In its judgment, the CJEU took the position that the US law does not provide an adequate level of personal data protection in line with the GDPR, primarily because it does not effectively restrict the activities of the US intelligence services and fails to ensure effective remedies for persons whose data are transferred, therefore rendering the Privacy Shield invalid.
In addition, the CJEU confirmed that the Standard Contractual Clauses (SCCs), the mechanism most extensively used for transferring personal data from the EU to third countries globally (US including), still generally remain valid. However, the court also underlined the GDPR requirement to ensure in each specific case that data subject rights and effective legal remedies are available in the importer’s country. This means that EU companies relying on SCCs will need to actively assess whether the transferred data will enjoy the level of protection as required by the GDPR, and to suspend the transfers if this is not the case, rather than just “tick the box” when executing the template SCCs.
Based on the reasoning behind the CJEU’ annulment of the Privacy Shield, relying on SCCs for data transfers to the US may indeed be considered problematic in the future. This will require more extensive due diligence by exporting companies in each specific case, resulting in heavier burden for businesses and constant fear that authorities might eventually disagree with the company’s assessment.
What does all this mean for Serbian companies transferring personal data to the US?

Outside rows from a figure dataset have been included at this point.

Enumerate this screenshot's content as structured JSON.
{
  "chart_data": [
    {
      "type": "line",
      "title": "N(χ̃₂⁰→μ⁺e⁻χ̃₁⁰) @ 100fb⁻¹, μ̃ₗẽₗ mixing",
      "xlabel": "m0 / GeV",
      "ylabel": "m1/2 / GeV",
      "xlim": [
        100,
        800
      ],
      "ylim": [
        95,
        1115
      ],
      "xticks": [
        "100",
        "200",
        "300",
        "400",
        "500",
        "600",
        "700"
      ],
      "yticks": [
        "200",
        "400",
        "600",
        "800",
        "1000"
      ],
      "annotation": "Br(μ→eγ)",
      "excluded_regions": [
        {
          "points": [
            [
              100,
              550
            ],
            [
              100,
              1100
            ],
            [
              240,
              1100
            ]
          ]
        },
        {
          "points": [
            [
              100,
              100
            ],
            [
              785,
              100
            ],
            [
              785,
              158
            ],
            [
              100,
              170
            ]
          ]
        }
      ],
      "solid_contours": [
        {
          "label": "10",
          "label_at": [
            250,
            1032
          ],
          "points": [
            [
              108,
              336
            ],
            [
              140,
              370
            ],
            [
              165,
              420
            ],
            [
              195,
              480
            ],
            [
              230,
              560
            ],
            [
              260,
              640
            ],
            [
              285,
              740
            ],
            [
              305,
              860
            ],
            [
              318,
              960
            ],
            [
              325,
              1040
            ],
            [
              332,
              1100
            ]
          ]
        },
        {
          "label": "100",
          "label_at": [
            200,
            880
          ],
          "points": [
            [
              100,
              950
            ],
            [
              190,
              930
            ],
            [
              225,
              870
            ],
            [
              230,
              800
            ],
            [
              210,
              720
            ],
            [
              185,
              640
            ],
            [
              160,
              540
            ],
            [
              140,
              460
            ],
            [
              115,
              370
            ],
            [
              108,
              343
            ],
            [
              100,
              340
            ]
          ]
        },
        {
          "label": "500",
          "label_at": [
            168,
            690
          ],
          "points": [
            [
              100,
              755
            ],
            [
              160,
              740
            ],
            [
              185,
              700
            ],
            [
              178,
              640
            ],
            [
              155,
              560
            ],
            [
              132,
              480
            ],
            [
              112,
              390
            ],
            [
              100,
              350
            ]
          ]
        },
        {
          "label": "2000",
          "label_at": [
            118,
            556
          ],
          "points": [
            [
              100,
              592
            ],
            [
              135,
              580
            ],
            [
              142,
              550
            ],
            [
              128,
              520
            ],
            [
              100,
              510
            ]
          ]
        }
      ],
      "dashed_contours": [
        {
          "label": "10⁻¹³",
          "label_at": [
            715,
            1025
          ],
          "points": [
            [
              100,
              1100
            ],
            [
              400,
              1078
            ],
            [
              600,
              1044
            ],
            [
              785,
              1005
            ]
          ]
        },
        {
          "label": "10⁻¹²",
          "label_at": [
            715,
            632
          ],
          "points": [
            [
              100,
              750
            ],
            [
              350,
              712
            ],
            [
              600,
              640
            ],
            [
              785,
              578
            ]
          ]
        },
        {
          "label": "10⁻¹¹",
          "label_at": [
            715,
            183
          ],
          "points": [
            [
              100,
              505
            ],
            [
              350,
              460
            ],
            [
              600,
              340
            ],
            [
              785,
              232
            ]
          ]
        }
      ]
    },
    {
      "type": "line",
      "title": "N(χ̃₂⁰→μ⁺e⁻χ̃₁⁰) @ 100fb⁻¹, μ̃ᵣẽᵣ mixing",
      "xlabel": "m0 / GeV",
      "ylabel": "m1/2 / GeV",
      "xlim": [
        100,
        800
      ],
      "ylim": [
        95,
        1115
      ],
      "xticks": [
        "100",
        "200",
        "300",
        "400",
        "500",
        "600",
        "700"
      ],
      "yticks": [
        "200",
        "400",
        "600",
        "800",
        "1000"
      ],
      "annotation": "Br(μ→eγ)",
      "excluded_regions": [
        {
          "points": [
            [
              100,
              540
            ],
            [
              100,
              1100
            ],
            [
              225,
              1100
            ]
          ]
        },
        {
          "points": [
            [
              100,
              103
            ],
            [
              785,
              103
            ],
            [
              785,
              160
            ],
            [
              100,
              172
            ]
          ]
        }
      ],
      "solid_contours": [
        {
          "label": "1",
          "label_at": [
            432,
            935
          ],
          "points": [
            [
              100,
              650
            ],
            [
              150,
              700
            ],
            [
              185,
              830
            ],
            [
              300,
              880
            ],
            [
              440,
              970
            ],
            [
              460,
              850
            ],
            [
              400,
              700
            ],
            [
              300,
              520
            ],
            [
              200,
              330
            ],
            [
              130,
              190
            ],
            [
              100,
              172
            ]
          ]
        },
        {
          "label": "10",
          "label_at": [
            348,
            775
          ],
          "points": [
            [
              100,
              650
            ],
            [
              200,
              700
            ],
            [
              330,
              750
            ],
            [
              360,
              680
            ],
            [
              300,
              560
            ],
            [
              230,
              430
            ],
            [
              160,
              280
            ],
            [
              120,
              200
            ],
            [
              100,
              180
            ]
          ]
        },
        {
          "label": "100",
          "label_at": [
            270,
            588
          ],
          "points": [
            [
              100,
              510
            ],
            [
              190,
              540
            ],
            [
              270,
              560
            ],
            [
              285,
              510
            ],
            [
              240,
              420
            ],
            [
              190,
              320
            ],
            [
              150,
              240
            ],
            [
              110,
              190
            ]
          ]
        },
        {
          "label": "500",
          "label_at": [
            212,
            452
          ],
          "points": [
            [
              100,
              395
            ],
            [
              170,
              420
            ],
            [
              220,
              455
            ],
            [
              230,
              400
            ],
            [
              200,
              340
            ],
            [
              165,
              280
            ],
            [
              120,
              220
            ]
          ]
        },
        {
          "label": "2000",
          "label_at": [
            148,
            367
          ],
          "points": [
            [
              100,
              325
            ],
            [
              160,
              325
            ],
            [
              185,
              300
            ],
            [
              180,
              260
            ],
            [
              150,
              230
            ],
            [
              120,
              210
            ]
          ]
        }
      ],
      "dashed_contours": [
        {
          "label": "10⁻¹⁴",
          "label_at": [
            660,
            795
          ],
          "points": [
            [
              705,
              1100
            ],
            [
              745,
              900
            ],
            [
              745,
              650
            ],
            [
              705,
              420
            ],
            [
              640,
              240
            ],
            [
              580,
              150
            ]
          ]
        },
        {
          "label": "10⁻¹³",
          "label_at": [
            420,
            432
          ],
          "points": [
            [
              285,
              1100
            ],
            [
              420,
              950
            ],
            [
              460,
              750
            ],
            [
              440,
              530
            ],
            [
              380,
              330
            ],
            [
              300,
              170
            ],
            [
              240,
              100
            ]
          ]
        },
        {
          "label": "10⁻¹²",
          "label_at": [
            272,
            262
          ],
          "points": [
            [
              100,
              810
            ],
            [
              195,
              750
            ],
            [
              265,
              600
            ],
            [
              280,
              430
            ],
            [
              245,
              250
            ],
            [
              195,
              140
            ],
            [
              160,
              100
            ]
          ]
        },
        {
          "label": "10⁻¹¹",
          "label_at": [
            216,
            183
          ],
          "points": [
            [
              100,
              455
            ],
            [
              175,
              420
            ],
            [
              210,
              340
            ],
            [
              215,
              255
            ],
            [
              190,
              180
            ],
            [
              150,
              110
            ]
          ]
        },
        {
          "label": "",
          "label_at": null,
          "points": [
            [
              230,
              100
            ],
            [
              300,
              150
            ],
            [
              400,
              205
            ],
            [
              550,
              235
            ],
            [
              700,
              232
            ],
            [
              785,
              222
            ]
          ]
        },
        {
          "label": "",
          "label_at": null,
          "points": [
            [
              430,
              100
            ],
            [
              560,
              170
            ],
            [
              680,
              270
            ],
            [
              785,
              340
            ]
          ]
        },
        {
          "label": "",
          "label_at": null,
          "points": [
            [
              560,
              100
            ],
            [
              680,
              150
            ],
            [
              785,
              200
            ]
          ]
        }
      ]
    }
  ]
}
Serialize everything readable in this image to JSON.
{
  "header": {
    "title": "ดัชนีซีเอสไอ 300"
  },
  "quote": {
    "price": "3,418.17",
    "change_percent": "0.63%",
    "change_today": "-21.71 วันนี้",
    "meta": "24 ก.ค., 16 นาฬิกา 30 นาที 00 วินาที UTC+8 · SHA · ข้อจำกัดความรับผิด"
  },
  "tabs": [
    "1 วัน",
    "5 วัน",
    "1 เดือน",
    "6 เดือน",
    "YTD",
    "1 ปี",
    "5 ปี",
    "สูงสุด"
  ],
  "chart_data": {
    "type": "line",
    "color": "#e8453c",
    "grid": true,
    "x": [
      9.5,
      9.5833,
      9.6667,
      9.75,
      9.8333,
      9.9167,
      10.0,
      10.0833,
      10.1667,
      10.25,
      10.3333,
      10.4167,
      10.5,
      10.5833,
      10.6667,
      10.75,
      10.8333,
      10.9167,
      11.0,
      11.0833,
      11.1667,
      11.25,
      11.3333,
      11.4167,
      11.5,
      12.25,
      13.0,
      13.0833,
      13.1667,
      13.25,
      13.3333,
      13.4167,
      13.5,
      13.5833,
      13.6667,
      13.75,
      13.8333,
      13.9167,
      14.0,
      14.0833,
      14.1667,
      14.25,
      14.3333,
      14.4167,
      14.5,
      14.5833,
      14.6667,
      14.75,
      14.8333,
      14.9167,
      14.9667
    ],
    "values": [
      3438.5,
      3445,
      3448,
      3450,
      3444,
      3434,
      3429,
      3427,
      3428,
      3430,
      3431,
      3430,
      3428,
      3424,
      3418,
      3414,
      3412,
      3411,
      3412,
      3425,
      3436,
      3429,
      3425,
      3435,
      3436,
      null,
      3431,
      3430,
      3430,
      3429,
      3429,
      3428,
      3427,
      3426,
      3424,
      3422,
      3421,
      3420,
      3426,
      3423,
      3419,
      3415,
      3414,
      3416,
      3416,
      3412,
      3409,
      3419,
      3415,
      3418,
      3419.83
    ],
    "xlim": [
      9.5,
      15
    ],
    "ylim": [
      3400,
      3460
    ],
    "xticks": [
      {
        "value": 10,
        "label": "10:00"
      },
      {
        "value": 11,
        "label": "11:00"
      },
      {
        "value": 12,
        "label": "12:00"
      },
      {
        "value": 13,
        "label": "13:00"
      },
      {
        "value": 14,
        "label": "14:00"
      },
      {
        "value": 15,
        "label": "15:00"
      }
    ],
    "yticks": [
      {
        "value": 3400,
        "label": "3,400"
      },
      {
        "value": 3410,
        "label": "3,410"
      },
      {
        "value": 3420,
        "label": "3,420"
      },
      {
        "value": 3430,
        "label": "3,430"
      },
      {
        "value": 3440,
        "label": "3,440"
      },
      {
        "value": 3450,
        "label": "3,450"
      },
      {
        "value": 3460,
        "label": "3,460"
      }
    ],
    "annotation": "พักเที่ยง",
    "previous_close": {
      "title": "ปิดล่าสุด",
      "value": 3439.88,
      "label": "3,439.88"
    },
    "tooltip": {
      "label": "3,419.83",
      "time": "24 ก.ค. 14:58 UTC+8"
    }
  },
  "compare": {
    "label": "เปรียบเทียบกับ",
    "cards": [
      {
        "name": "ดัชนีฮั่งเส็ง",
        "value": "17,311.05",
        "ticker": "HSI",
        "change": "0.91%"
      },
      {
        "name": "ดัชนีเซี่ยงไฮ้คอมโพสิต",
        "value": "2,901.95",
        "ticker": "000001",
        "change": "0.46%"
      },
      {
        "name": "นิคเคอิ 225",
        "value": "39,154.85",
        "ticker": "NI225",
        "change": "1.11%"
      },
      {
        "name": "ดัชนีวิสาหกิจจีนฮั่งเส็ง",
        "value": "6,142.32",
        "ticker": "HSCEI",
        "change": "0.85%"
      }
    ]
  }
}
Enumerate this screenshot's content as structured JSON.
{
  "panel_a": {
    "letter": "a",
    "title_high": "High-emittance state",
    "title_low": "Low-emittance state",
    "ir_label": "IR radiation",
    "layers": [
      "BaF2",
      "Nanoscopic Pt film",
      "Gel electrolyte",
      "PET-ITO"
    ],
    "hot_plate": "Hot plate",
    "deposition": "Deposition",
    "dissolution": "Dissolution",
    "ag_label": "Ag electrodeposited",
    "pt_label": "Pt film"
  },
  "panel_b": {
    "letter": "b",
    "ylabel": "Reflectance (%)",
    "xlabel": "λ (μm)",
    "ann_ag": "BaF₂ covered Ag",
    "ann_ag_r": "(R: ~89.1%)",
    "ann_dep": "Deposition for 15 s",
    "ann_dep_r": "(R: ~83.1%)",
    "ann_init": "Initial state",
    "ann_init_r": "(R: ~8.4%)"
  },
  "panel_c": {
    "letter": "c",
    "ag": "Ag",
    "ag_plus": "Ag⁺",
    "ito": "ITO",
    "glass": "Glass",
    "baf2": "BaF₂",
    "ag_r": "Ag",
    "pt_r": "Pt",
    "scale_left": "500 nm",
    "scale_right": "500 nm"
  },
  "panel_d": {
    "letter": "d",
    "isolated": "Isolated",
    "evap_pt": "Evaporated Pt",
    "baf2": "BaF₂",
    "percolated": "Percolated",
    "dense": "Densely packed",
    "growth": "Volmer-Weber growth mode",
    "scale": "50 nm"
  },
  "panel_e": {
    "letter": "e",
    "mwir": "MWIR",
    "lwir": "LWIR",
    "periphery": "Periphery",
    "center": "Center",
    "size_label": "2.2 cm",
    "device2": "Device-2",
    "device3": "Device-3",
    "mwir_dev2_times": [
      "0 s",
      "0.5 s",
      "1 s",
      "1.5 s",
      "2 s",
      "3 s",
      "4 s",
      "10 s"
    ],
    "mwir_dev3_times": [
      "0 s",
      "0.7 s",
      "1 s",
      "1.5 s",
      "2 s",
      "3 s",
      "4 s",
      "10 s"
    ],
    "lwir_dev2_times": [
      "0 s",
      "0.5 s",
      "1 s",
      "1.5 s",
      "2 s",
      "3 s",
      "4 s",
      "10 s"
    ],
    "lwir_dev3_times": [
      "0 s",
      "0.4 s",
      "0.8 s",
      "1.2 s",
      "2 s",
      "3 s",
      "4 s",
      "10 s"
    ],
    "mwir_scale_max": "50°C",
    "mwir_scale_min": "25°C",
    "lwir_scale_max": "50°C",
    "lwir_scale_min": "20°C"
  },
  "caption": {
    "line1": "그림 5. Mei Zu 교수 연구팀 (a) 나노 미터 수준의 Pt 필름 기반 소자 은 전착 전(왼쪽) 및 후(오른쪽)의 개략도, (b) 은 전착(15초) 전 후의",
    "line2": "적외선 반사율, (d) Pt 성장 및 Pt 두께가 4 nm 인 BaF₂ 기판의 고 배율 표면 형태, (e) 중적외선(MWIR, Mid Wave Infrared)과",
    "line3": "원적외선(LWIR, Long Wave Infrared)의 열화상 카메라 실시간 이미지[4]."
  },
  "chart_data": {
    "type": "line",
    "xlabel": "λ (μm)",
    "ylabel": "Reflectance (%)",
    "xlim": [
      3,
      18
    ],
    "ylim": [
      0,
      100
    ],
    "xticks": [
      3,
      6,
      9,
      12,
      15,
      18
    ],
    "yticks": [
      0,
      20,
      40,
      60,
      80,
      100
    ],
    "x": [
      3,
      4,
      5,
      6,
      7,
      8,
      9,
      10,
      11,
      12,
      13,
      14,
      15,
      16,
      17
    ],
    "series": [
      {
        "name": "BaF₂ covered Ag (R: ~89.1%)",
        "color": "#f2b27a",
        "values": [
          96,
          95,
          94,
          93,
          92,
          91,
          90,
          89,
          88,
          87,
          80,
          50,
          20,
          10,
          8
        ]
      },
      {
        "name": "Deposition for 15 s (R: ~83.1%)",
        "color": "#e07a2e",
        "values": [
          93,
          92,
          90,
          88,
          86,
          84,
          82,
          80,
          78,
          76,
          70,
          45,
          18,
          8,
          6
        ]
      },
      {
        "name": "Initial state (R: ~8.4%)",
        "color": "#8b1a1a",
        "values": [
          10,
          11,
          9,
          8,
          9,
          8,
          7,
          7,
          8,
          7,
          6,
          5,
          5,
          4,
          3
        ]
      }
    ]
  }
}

The Serbian Data Protection Law is modelled upon the GDPR and refers to the EU’s list of adequate countries (which, until yesterday, included the US, for Privacy Shield certified companies) as the ones to which transfers from Serbia are also permitted. Since the Privacy Shield is no longer recognized in the EU, it follows that Serbian companies transferring data to the US will no longer be able to rely on it either, and will need to look elsewhere for a valid transfer mechanism.
The SCCs (controller to processor) approved by the Serbian Data Protection Authority will likely be the most obvious choice, but their sufficiency will need to be evaluated by the companies in each specific case, as the Serbian law also copies the above GDPR requirement – that transferred data enjoy the same level of protection, and that data subject rights and effective legal remedies are available in the importer’s country.
This will be anything but an easy exercise, perhaps even tougher in Serbia than in the EU, as Serbian businesses are still struggling to reach even a basic level of data protection compliance. “When in Rome, do as the Romans do”, goes the old saying, and Serbian EU aspirations obviously warrant implementing the EU data protection rules and practices as well. It is yet to be seen how thoroughly the “Romans” will address this new development and if will there will be any best practices to be copied by the bordering nations craving to join the Empire.
The information in this document does not constitute legal advice on any particular matter and is provided for general informational purposes only.